Nell’ambito degli appalti pubblici, l’art 50 del nuovo codice dei contratti sancisce che “…i bandi di gara, gli avvisi e gli inviti inseriscono, nel rispetto dei principi dell’Unione europea, specifiche clausole sociali volte a promuovere la stabilita’ occupazionale del personale impiegato, prevedendo l’applicazione da parte dell’aggiudicatario, dei contratti collettivi di settore di cui all’articolo 51 del decreto legislativo 15 giugno 2015, n. 81…”.                                                                          
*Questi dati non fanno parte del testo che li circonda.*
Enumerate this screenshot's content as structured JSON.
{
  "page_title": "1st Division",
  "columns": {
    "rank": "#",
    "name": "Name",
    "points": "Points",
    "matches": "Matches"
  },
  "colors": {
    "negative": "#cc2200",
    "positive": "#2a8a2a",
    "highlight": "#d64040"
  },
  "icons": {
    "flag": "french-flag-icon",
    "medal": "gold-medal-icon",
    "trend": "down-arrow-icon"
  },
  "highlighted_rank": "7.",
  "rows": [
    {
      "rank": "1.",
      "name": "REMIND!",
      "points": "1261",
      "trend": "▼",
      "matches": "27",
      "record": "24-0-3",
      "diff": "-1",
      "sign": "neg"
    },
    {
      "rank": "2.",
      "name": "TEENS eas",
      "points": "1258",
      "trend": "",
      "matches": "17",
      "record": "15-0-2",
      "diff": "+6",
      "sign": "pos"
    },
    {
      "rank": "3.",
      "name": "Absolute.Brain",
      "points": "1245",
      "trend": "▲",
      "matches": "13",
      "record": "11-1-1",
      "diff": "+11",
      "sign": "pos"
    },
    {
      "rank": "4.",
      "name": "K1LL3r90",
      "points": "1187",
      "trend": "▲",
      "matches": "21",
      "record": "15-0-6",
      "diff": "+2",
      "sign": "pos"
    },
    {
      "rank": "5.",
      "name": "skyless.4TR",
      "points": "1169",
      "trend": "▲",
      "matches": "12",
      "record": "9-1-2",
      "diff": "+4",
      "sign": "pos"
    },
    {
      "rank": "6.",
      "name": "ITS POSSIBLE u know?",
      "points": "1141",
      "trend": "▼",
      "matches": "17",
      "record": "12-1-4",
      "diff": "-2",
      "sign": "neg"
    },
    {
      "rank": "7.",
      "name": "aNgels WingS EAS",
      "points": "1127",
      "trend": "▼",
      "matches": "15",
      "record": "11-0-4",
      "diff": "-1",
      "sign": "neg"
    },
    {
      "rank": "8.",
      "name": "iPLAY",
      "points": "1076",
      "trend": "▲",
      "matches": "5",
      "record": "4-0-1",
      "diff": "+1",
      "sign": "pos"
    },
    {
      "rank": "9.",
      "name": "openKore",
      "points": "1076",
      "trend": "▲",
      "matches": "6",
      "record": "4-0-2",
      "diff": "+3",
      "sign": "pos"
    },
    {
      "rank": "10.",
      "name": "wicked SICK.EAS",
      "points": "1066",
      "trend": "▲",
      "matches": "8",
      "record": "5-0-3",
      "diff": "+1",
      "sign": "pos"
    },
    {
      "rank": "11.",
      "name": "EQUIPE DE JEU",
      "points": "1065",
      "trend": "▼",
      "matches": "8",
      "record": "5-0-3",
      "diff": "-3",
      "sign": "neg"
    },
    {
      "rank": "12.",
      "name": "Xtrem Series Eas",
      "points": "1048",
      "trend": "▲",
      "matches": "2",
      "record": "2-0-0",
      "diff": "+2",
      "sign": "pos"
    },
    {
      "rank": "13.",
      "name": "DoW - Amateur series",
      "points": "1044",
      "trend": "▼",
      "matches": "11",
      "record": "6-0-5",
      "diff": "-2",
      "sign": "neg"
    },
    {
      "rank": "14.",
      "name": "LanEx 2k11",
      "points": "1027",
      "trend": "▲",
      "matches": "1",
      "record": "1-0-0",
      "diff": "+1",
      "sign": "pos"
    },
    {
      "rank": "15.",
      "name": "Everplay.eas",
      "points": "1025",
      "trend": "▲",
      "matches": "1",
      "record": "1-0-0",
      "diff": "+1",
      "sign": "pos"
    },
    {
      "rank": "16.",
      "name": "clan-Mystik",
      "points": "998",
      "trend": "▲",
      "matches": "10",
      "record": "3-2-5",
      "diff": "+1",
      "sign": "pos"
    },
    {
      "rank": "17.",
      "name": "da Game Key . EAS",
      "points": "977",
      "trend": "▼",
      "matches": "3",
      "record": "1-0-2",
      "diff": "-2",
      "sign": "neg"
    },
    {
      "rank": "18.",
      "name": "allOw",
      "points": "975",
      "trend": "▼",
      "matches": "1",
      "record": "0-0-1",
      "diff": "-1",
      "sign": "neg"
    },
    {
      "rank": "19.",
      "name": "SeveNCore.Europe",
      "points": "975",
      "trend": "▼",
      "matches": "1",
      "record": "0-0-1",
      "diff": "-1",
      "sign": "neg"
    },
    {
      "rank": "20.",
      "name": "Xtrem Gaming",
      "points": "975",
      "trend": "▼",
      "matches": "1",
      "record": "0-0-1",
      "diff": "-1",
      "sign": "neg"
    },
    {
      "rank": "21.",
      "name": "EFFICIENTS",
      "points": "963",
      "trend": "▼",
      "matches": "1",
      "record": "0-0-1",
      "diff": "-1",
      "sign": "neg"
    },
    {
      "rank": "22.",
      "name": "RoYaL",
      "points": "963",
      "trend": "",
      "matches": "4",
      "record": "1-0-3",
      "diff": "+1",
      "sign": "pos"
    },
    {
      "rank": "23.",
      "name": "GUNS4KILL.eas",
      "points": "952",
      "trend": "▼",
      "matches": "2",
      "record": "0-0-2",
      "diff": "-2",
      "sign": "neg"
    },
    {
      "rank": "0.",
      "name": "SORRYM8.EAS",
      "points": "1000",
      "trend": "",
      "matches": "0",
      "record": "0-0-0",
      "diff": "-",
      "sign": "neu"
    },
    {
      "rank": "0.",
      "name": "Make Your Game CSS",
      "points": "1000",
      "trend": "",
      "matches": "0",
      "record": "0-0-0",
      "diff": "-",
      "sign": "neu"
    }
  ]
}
In tal senso, le recenti linee guida adottate dall’Anac (Autorità Nazionale Anticorruzione), ai sensi dell’art 213, comma 2 del codice degli appalti pubblici, dispongono in ordine alle modalità di applicazione e di funzionamento delle clausole sociali, soprattutto, nel senso dell’obbligo per le stazioni appaltanti:

  1. di recepire le clausole stesse nella lex specialis (l’insieme di norme contenute nel bando nonché nel capitolato) e nel contratto di appalto;
  2. della necessaria osservanza dei contratti collettivi di settore nell’applicazione delle clausole sociali.                          Occorre ricordare, che, come specificato dall’anticorruzione (punto 4.2), le imprese sono tenute ad osservare la prescrizione relativa all’assorbimento del personale uscente contenuta nei contratti collettivi a prescindere dalla previsione ad hoc inserita nel bando ovvero nel contratto, in forza del richiamo a tali contratti operato dall’art. 50 del codice in commento. Per quello che concerne l’efficacia delle clausole sociali, questa incontra un limite insormontabile;
  3. nei principi dettati dall’UE, nello specifico gli interventi giurisprudenziali adottati dalla Corte di giustizia la quale ha da sempre sostenuto che le clausole sociali vadano formulate in modo da contemperarne l’applicazione ai principi di “libertà di stabilimento”, di “libera prestazione dei servizi”, di “concorrenza” e di “libertà di impresa”;
  4. nei principi della nostra costituzione in materia di libertà di iniziativa imprenditoriale ex art 41 Cost (fondamento dell’autogoverno dei fattori di produzione e dell’autonomia di gestione propria dell’archetipo del contratto di appalto) e di concorrenza (le clausole sociali non possono configurare barriere alla partecipazione delle gare).

Tali principi sono stati richiamati nella sentenza n. 03471/2018 emessa dal Consiglio di Stato, la quale ha disposto che “…l’apposizione di una clausola sociale agli atti di una pubblica gara ai sensi della disposizione del Codice dei contratti pubblici (art. 50) applicabile pro tempore, è costituzionalmente e comunitariamente legittima solo se non comporta un indiscriminato e generalizzato dovere di assorbimento di tutto il personale utilizzato dall’impresa uscente…”.

In conclusione, la tutela dei livelli occupazionali prevista in ordine agli appalti pubblici è, a parere dello scrivente, molto debole, poiché, la disciplina comunitaria (soprattutto negli sviluppi della giurisprudenza) nonché quella nazionale tendono a far prevalere il principio secondo il quale le clausole sono legittime nel limite dell’esigenze produttive dell’appaltatore. Di conseguenza, il subentrante potrà sempre eccepire alla stazione appaltante l’incompatibilità tra l’obbligo dell’assorbimento del personale, in precedenza, utilizzato rispetto all’architettura organizzativa da questo programmata.

Alla stessa stregua, le tutele inserite nei contratti collettivi di categoria soffrono di due profonde criticità:

  1. l’applicabilità ai soli imprenditori aderenti alle associazioni datoriali sottoscriventi il contratto (no efficacia erga omnes);
  2. la necessaria riconferma delle clausole in sede di rinnovo dei contratti stessi.